Bond Pricing: Corporate vs. Muni bonds
Corporate bond pricing and yields may not be enough to entice investors these days, according to last week’s numbers that 1.7 billion dollars was taken out of high yield mutual funds. While it had briefly looked like bonds with fat yields were bouncing back after a sustained period of safety bids over fear of a bond market meltdown, yields are now at the lowest they’ve been in 2010 as investors are once again looking to the security that Treasury bonds and essential service revenue muni bonds provide.
What Is a Corporate Bond?
Rather than being the product of municipalities, corporate bonds are directly issued by corporations. While they’re known to carry sizeable yields and appealing bond pricing, they’re often perceived as less safe than other types of bonds. Statistically, they’re 97% more likely to default than muni bonds.
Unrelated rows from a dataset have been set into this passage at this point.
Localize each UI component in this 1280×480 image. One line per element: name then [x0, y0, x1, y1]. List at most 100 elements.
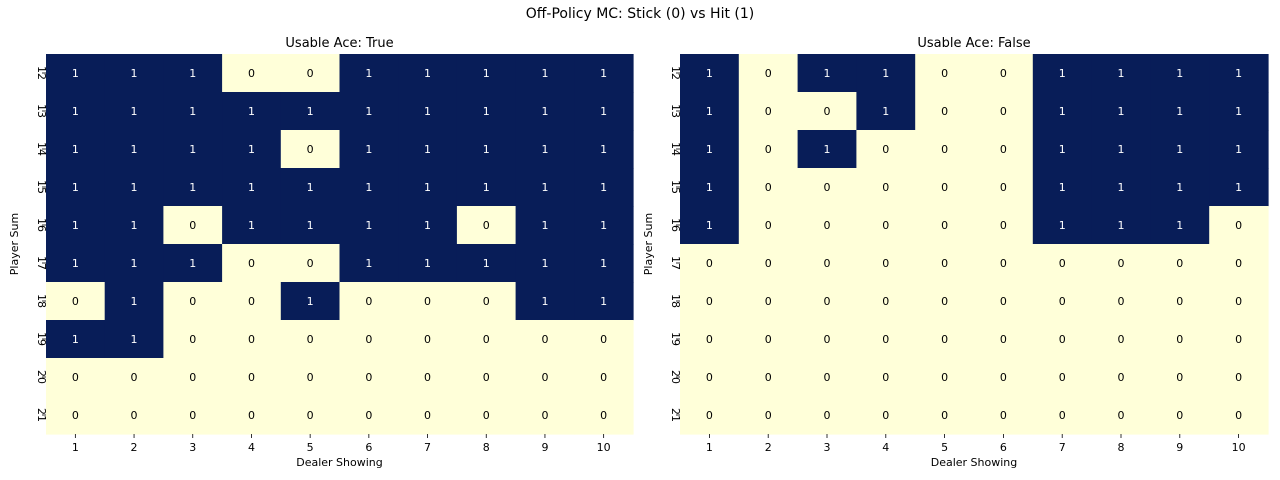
cell-value-label: 1: [541, 295, 548, 308]
cell-value-label: 1: [1176, 67, 1183, 80]
heatmap-cell: [515, 396, 575, 435]
figure-title: Off-Policy MC: Stick (0) vs Hit (1): [525, 6, 755, 22]
heatmap-cell: [574, 92, 634, 131]
cell-value-label: 1: [365, 105, 372, 118]
cell-value-label: 1: [131, 333, 138, 346]
heatmap-cell: [104, 168, 164, 207]
heatmap-cell: [1091, 282, 1151, 321]
heatmap-cell: [738, 54, 799, 93]
heatmap-cell: [280, 92, 341, 131]
heatmap-cell: [46, 244, 106, 283]
heatmap-cell: [1209, 206, 1269, 245]
y-tick-label: 16: [35, 218, 48, 232]
cell-value-label: 0: [1118, 295, 1125, 308]
heatmap-cell: [456, 358, 517, 397]
cell-value-label: 1: [483, 143, 490, 156]
heatmap-cell: [797, 130, 857, 169]
cell-value-label: 0: [882, 409, 889, 422]
cell-value-label: 0: [706, 257, 713, 270]
cell-value-label: 1: [424, 67, 431, 80]
cell-value-label: 1: [131, 143, 138, 156]
cell-value-label: 0: [1118, 371, 1125, 384]
cell-value-label: 0: [941, 257, 948, 270]
cell-value-label: 1: [131, 257, 138, 270]
cell-value-label: 1: [248, 219, 255, 232]
cell-value-label: 1: [189, 67, 196, 80]
heatmap-cell: [222, 282, 282, 321]
cell-value-label: 0: [189, 409, 196, 422]
cell-value-label: 1: [189, 257, 196, 270]
cell-value-label: 1: [424, 143, 431, 156]
cell-value-label: 0: [765, 105, 772, 118]
cell-value-label: 1: [189, 181, 196, 194]
cell-value-label: 0: [483, 333, 490, 346]
heatmap-cell: [163, 206, 223, 245]
heatmap-cell: [456, 320, 517, 359]
cell-value-label: 1: [541, 143, 548, 156]
cell-value-label: 1: [1235, 143, 1242, 156]
heatmap-cell: [974, 282, 1034, 321]
heatmap-cell: [1150, 206, 1210, 245]
heatmap-cell: [280, 358, 341, 397]
cell-value-label: 0: [483, 295, 490, 308]
heatmap-cell: [738, 358, 799, 397]
heatmap-cell: [1032, 244, 1093, 283]
cell-value-label: 0: [1000, 409, 1007, 422]
heatmap-cell: [974, 54, 1034, 93]
y-tick-label: 17: [669, 256, 682, 270]
heatmap-cell: [574, 320, 634, 359]
heatmap-cell: [280, 244, 341, 283]
cell-value-label: 1: [600, 105, 607, 118]
heatmap-cell: [398, 130, 458, 169]
cell-value-label: 0: [706, 409, 713, 422]
heatmap-cell: [222, 244, 282, 283]
cell-value-label: 0: [248, 333, 255, 346]
cell-value-label: 0: [824, 295, 831, 308]
cell-value-label: 0: [1000, 105, 1007, 118]
cell-value-label: 0: [1000, 257, 1007, 270]
cell-value-label: 0: [765, 295, 772, 308]
cell-value-label: 1: [365, 181, 372, 194]
cell-value-label: 1: [824, 143, 831, 156]
cell-value-label: 0: [307, 257, 314, 270]
heatmap-cell: [515, 130, 575, 169]
cell-value-label: 0: [882, 295, 889, 308]
heatmap-cell: [1032, 92, 1093, 131]
cell-value-label: 0: [1059, 257, 1066, 270]
heatmap-cell: [280, 168, 341, 207]
heatmap-cell: [46, 130, 106, 169]
heatmap-cell: [339, 54, 399, 93]
heatmap-cell: [339, 282, 399, 321]
cell-value-label: 0: [941, 143, 948, 156]
cell-value-label: 0: [1000, 67, 1007, 80]
heatmap-cell: [738, 92, 799, 131]
y-tick-label: 17: [35, 256, 48, 270]
cell-value-label: 1: [72, 143, 79, 156]
heatmap-cell: [398, 206, 458, 245]
cell-value-label: 1: [131, 105, 138, 118]
heatmap-cell: [574, 168, 634, 207]
heatmap-cell: [974, 206, 1034, 245]
cell-value-label: 0: [189, 371, 196, 384]
heatmap-cell: [738, 320, 799, 359]
cell-value-label: 1: [882, 105, 889, 118]
x-tick-label: 6: [365, 441, 372, 454]
cell-value-label: 0: [307, 67, 314, 80]
heatmap-cell: [222, 168, 282, 207]
cell-value-label: 0: [824, 371, 831, 384]
cell-value-label: 0: [1235, 409, 1242, 422]
heatmap-cell: [1150, 396, 1210, 435]
heatmap-cell: [456, 282, 517, 321]
cell-value-label: 0: [1000, 219, 1007, 232]
cell-value-label: 0: [365, 295, 372, 308]
cell-value-label: 1: [72, 67, 79, 80]
x-tick-label: 6: [1000, 441, 1007, 454]
heatmap-cell: [915, 130, 975, 169]
heatmap-cell: [456, 168, 517, 207]
heatmap-cell: [574, 54, 634, 93]
cell-value-label: 0: [600, 333, 607, 346]
cell-value-label: 0: [941, 409, 948, 422]
cell-value-label: 1: [541, 257, 548, 270]
cell-value-label: 0: [248, 409, 255, 422]
heatmap-cell: [680, 54, 740, 93]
This is because municipalities can make the choice to raise taxes in order to prevent the prospect of defaults and corporations can’t. If you were to directly compare two bonds of the same rating, one municipal and one corporate, the corporate bond will likely carry significantly more risk. In fact, BBB muni bonds are considerably safer than AAA corporate bonds. Moreover, muni bonds have also traditionally recovered more principal if they should default.
Investors turn to corporate bonds because they’re hungry for the higher yields and bond values that come with higher risk, and they’re perhaps too trusting of ratings agencies.
Smart Bids on Corporate Bond Pricing
Is corporate bond pricing worth the risk? Should investors always play it safe with essential service muni bonds and treasury bonds? As there are signs that the economy is rebounding, and interest rates are on the rise, if this trend should continue, corporate bonds could likely rebound. Furthermore, in the event of a stock market storm, as some are predicting may happen in the near future, all bonds, including corporate, will see a surge.
You want to make sure you’re playing it smart by doing your own research and bond analysis. When assessing corporate bonds, you want to focus on bond pricing and the amount of income to be made, measuring it against the interest and principal amount. If the income is substantially higher, you’re more likely to make a return on your investment. Ultimately, it is most viable to spread and diversify in order to control risk and keep income steady.